In an interview, Lawsky said the complexity of the emerging virtual currency business suggests his department needs to do more than simply adjust New York’s existing rules on money transmitters.
“It’s feeling more like little tweaks around the edges are not enough,” Lawsky said.
The idea got a skeptical reception from industry participants at the hearing, who debated with Lawsky whether regulation, especially rules aimed at stopping money laundering, could stifle innovation.
“It is difficult to determine the problems the BitLicense idea is meant to solve, or how well it would solve them,” Marco Santori, chairman of the regulatory affairs committee of the Bitcoin Foundation, a group promoting the currency, said in written testimony for the hearing.
Cameron and Tyler Winklevoss, brothers who are seeking regulatory approval for a Bitcoin exchange-traded fund, pointed out that federal regulators have said their legal tools are enough.
“We agree,” they said in a joint statement. “We also believe the same is true of state law.”
Fred Wilson, managing partner of Union Square Ventures, a New York venture capital firm, said at the hearing that existing rules on money laundering and consumer protection “are probably the right kind of regulations.”
“We should not regulate how the system itself operates,” Wilson said.
At the same time, Wilson also suggested that New York might adopt a simplified rule in which companies notify the regulator they are operating, and are in a legal “safe harbor” for a certain period of time.
Lawsky’s general counsel, Daniel Alter, countered that “simply knowing somebody is operating” isn’t enough for regulators. “It would be great for any industry if you could simply open the doors,” Alter said.
Jeremy Liew, a partner with Menlo Park, California-based Lightspeed Ventures, argued that the current system has so far worked well to stop illicit use of Bitcoin, and that new rules could push startups away
“If that same company can be started in the U.K. or Germany, maybe that innovation just gets pushed offshore,” Liew said.
Lawsky, speaking near the rebuilt World Trade Center in New York, said that regulators have to focus on how to prevent crimes like the ones on Sept. 11, 2001, not simply investigating after the fact. “The first job is to get rid of money laundering,” he said.
The hearings come one day after a federal indictment of the head of a digital currency exchange, Charlie Shrem, on charges of conspiring to launder more than $1 million in Bitcoin tied to Silk Road, an online bazaar alleged to have hosted the sale of illicit goods.
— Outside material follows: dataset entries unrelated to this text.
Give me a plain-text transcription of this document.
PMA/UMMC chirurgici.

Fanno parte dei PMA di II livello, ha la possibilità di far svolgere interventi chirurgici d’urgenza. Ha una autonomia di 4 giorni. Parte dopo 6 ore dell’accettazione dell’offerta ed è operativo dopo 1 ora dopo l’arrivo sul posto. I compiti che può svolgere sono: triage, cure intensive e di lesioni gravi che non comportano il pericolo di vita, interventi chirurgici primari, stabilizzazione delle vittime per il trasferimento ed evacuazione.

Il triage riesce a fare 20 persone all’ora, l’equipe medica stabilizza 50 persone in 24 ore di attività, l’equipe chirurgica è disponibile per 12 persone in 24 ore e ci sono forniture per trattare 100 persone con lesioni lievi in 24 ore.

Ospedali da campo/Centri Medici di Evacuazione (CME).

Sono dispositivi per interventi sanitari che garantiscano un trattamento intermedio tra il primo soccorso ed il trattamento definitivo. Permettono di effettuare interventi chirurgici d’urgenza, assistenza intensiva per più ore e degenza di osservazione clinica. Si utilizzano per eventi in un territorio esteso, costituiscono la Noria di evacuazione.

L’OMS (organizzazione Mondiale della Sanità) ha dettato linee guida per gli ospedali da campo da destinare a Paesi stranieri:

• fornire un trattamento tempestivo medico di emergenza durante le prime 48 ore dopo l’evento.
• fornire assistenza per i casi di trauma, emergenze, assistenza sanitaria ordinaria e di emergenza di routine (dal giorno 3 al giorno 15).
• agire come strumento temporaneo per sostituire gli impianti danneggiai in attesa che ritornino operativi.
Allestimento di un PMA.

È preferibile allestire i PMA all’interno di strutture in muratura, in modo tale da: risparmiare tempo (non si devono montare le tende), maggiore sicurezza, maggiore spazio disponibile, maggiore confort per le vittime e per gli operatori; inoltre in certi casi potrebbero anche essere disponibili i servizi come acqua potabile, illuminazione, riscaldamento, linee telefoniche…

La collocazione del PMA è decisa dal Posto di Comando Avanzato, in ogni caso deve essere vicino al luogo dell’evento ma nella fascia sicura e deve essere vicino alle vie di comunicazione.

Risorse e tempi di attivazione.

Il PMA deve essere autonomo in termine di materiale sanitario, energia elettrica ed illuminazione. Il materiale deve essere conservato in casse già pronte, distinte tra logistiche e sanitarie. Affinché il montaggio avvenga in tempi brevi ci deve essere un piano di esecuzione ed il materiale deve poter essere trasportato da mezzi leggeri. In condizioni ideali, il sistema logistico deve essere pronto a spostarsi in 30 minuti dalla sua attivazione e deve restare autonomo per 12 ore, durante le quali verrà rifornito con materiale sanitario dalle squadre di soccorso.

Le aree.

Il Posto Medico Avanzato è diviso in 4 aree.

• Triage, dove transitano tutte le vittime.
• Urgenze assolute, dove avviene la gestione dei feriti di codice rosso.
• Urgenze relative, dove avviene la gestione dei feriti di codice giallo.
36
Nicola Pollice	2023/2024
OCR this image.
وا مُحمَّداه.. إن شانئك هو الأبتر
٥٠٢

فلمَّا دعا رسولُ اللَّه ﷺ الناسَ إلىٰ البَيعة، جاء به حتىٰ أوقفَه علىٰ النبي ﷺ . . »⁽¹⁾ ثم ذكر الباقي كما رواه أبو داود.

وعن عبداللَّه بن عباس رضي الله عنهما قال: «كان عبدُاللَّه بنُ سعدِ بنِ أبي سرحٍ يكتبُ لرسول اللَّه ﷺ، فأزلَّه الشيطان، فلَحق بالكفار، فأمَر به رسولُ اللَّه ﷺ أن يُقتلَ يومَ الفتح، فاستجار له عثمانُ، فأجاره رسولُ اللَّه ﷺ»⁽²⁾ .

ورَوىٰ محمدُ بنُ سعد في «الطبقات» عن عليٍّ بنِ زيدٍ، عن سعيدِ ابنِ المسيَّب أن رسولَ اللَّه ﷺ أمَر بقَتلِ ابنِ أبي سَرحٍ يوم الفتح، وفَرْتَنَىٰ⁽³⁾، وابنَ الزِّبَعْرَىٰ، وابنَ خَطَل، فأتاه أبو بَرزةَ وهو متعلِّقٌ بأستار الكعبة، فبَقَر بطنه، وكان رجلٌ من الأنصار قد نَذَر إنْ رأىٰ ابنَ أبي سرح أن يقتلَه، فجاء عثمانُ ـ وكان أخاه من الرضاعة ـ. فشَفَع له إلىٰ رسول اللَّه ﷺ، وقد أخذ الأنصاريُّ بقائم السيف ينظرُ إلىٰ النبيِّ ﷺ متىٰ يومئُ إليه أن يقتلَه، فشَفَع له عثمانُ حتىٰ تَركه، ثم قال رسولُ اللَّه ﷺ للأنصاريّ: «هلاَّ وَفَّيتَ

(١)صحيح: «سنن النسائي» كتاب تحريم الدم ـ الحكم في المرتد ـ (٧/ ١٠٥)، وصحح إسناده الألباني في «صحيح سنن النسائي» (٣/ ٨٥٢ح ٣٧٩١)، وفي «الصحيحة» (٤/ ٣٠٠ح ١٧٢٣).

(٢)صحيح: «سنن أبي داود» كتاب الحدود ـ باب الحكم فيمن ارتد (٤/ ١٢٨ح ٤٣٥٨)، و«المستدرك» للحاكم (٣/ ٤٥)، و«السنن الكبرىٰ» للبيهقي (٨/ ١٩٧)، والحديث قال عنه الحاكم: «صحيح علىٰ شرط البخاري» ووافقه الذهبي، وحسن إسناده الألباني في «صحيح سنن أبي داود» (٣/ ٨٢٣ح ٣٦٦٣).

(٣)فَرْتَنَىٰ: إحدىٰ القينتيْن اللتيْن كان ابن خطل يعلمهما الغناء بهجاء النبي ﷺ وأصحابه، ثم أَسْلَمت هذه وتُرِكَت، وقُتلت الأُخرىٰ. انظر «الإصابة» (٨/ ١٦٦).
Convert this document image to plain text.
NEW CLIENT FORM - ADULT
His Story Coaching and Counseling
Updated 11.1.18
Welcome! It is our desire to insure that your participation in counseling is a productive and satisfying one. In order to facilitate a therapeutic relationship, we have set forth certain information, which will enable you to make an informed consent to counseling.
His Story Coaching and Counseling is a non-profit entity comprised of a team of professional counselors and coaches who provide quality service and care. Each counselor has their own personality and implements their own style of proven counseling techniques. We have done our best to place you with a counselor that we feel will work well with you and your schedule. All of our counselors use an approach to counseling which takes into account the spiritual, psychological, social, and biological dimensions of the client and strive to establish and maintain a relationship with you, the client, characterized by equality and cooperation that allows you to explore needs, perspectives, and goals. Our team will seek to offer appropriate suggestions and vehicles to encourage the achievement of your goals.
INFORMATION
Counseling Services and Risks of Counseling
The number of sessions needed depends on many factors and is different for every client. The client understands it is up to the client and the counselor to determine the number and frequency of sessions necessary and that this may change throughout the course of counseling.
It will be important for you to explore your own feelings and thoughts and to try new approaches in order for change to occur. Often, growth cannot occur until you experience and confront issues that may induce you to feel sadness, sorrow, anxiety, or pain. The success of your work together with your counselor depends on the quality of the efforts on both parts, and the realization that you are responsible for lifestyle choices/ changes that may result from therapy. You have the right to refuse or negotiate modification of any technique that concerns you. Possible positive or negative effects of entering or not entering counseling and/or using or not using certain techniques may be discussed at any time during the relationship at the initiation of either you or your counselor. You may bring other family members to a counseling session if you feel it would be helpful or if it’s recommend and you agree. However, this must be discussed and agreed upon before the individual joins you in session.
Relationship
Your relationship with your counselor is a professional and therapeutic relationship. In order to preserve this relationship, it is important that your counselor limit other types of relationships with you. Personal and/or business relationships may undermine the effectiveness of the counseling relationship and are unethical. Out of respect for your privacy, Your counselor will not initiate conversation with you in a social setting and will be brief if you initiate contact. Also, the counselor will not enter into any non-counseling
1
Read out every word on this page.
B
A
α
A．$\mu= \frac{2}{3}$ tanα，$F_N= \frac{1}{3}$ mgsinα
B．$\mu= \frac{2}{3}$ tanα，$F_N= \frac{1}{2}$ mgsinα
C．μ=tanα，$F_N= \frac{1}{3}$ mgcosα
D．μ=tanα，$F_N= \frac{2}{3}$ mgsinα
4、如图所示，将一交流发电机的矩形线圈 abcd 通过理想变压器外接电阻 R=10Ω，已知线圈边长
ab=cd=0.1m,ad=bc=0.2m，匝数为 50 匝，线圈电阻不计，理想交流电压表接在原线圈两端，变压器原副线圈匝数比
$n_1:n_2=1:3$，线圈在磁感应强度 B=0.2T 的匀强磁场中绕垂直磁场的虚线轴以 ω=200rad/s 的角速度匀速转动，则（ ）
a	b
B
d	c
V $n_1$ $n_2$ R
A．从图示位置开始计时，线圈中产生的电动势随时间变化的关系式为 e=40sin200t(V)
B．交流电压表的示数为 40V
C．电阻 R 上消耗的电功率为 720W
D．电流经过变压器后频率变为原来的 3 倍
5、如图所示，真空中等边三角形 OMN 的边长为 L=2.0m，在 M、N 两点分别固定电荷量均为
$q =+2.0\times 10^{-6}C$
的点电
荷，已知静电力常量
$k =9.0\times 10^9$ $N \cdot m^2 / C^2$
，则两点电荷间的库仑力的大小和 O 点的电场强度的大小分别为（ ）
Shrem, the chief executive officer of BitInstant, resigned today as vice chairman of Bitcoin Foundation, the organization said in a blog post.
The day before Lawsky and industry participants wrestled with the role of regulation, Manhattan U.S. Attorney Preet Bharara said the probe of Silk Road is “ongoing,” and warned against cutting regulatory corners.
“If you want to develop a virtual currency or a virtual currency exchange business, knock yourself out,” Bharara said. “But you have to follow the rules. All of them. And if you want to invest in such a business, you better kick the tires and make sure compliance there is not a joke.”
Bitcoin was introduced in 2008 by a programmer or group of programmers under the name Satoshi Nakamoto. It has no central issuing authority, and uses a public ledger to verify encrypted transactions.